Another point is the racism that appears in groups that seem homogenized. Just as white Europeans have a history of social tensions (the conflicts between the Irish and the English easily come to mind), so are there tensions in other groups. White points out the tensions between African-Americans and Africans and Caribbeans. Hernandez notes social tensions between Puerto Ricans, Guatemalans, and Cubans and says “My dad deals with lots of Latino immigrants. There’s this Latino hierarchy. There’s this idea of who’s more American.”
Ballinger and White know that this work and any work to create a meaningful artistic environment in Trenton is tough going.

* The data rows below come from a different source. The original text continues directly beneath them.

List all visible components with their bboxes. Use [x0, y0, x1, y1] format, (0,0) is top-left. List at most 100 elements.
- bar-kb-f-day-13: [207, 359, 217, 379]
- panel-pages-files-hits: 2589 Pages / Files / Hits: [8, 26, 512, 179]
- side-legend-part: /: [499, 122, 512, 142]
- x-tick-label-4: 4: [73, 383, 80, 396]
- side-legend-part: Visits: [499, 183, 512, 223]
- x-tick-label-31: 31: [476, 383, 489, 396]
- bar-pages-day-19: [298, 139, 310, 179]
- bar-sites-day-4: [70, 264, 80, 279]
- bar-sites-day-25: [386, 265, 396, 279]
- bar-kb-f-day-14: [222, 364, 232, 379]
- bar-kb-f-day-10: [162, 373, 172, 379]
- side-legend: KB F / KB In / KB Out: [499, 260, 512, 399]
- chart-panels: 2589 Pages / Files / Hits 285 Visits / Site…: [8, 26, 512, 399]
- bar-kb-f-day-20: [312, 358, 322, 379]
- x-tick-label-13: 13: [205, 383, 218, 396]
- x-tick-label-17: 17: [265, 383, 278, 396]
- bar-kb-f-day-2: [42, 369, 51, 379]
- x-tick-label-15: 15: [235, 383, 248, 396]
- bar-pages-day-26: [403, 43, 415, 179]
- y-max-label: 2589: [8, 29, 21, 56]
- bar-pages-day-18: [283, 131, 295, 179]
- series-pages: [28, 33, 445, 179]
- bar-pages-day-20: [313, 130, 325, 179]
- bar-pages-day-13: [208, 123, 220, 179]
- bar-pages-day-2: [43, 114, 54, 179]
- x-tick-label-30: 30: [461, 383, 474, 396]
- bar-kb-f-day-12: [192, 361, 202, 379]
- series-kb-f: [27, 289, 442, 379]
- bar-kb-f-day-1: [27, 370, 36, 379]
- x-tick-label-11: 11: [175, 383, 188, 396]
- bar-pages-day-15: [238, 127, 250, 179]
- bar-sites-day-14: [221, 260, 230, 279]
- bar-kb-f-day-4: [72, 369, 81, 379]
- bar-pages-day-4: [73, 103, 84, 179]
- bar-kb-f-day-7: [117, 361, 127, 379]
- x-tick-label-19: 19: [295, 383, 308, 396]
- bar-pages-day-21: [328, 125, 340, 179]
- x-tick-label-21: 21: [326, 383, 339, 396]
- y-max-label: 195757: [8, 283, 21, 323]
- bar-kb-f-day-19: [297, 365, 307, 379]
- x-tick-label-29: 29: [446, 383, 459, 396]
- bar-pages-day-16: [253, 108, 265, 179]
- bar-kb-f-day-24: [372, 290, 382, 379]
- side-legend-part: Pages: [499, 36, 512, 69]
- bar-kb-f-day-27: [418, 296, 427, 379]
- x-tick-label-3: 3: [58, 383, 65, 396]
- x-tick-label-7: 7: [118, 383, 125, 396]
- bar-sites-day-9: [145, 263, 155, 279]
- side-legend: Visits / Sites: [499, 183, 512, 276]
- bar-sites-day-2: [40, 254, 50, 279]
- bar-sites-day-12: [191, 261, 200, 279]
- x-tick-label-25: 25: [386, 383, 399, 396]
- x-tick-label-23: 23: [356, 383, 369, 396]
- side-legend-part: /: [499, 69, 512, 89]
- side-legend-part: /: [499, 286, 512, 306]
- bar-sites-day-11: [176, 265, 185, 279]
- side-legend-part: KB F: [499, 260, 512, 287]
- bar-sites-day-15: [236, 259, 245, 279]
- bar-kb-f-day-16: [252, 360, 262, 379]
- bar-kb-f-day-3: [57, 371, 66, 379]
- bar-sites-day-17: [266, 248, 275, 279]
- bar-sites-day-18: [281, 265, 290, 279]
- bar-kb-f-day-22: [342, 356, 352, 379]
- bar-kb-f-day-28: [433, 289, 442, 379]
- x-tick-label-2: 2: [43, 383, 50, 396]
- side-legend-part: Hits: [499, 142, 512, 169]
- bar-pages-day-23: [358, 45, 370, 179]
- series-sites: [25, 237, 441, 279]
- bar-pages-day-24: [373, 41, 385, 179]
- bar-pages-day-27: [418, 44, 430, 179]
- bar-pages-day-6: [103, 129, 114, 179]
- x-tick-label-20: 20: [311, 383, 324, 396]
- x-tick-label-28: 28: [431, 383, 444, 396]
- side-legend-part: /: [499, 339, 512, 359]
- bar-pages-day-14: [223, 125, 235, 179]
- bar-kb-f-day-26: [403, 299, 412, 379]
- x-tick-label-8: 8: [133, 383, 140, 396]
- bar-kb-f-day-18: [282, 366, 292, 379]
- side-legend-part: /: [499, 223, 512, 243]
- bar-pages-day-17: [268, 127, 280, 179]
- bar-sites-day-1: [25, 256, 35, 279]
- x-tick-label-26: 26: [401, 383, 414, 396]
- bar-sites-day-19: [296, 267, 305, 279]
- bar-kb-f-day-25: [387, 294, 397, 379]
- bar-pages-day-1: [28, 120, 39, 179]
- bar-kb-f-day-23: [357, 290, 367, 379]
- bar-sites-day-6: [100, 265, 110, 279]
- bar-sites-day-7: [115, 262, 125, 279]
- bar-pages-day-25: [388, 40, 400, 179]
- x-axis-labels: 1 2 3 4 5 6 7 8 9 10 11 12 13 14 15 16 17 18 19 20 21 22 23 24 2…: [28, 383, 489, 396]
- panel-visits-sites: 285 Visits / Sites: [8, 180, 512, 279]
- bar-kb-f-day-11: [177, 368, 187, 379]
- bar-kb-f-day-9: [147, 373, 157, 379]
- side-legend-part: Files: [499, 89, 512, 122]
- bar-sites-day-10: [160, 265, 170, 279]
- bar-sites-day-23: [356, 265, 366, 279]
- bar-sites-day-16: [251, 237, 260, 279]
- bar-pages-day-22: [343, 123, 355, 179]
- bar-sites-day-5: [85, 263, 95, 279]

As White has said in a past interview, “Trenton’s got a bad rep. You see it on those huge newspaper headlines, you see us being ridiculed on the national news. It’s a challenge. Trenton is not nearly as good a city as it should be. But it’s also not nearly as bad as people think it is. It’s somewhere in the middle, and every time something modestly wonderful happens or something horribly tragic happens, it momentarily tips over to one side or the other.”
“We operate on a tiny budget, and things just get leaner,” says Ballinger. “Trenton is loaded with its own challenges, and they impact us considerably. But I am proud of our adventurous loyal and generous audience. They stick with us and encourage us to keep the faith.”
They also encourage the company to take a chance, evidenced by the non-traditional work in front of them. Attempting to explain the shape of the production, White muses, “Is it documentary theater? Is it communication theater? It’s non-fictional obviously. The words that you hear are the words out of people’s mouths. Maybe journalistic theater? It’s theater, but it is not a story. People are telling stories, but (the production) is not a story.”
A moment later he says, “The goal is to take the private conversation and make them public. It’s only in privacy where you have the safety to be honest. But theater is a place to be honest too.”
Especially a theater that was once a place where the word was sacred.
Profiles: A Play and Symposium, Passage Theater, Mill Hill Playhouse, Front and Montgomery streets, Trenton. Thursday, February 13, through Sunday, February 23, Thursdays through Saturdays at 7:30 p.m. and Sunday at 3 p.m. $25. 609-392-0766 or www.passagetheater.org.